The song is called "The Big Joe Blues," and it's done in Woody Guthrie style complete with yodel. ("I got the Big Joe Blew-ewew-ew-ews….") At last, an instant folk song that every honest, red-white-and-blue conservative, that is, true American liberal, can sing along with. ("I'm singin' about old Joe, cruel Joe/ He ruled with an iron hand/ He put an end to the dreams/ of so many in every land.")
Imagine: an anti-Stalinist ballad written and composed by Pete Seeger, the very epitome of the whole political species that Comrade Lenin once summed up as Useful Idiots.
Here's the moral of this story: Never give up on anybody, even fellow travelers.
As for that rumbling sound you hear in the background, it's Paul Robeson turning over in his grave.
Adolf Hitler made the news posthumously when his stash of gramophone records turned up in the attic of a former Soviet intelligence officer; he'd found them in the Reich chancellery when Berlin fell in May 1945 and "liberated" them.
The most striking aspect of the collection is that Nazi Germany's great Wagner fan, champion of Pure Aryan music, had had the good taste to collect some of the finest recordings made by Jewish musicians, including performances by pianist Artur Schnabel, whose mother was killed by the Nazis, and violinist Bronislaw Huberman, who founded the Palestine Orchestra, forerunner of the Israel Philharmonic, in 1936.
There's doubtless an ideologically acceptable explanation. Maybe Der Fuehrer was planning another of his exhibits of Decadent Art. There was one that featured works of Jewish painters; its contents are now highly prized by collectors.
Patrick Leahy, chairman of the Senate Judiciary Committee, says he needs to question Alberto Gonzales about the kind of advice the attorney general, now on his way out of office, gave George W. Bush.
So much for the constitutional separation of powers. If Congress could learn all the confidences of the executive branch, who would risk giving the president candid advice? Which may be why just about every president going all the way back to George Washington and the foofaraw over Jay's Treaty has fought congressional attempts to monitor presidential communications.

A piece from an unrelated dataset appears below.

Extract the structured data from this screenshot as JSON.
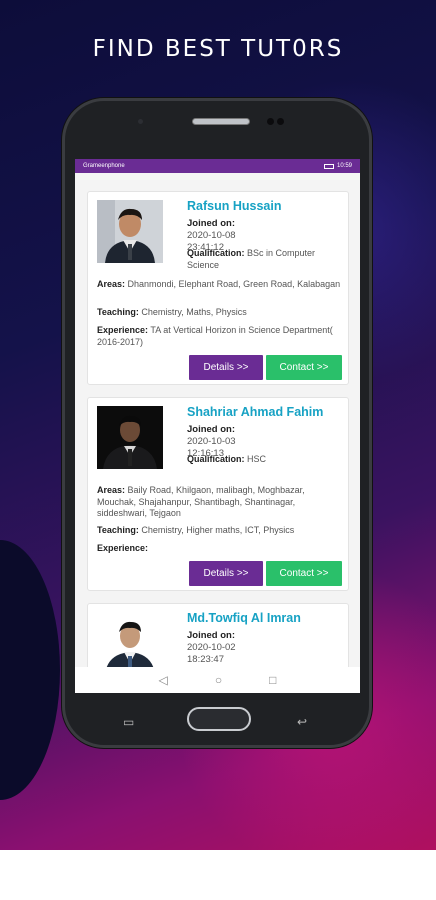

Imagine the ruckus that would erupt, and rightly so, if the White House suggested that it be allowed access to Senator Leahy's strategy sessions with his aides or even with his fellow Democratic senators as they cook up these power grabs.
If a president or his advisers could be compelled to testify about their conversations, the constitutional separation of powers "would be shattered, and the president, contrary to the fundamental theories of constitutional government, would become a mere arm of the legislative branch of the government (for) he would feel during his term of office that his every act might be subject to official inquiry and possible distortion for political purposes." Harry S Truman, rejecting a subpoena from the House Committee on Un-American activities, November 1953.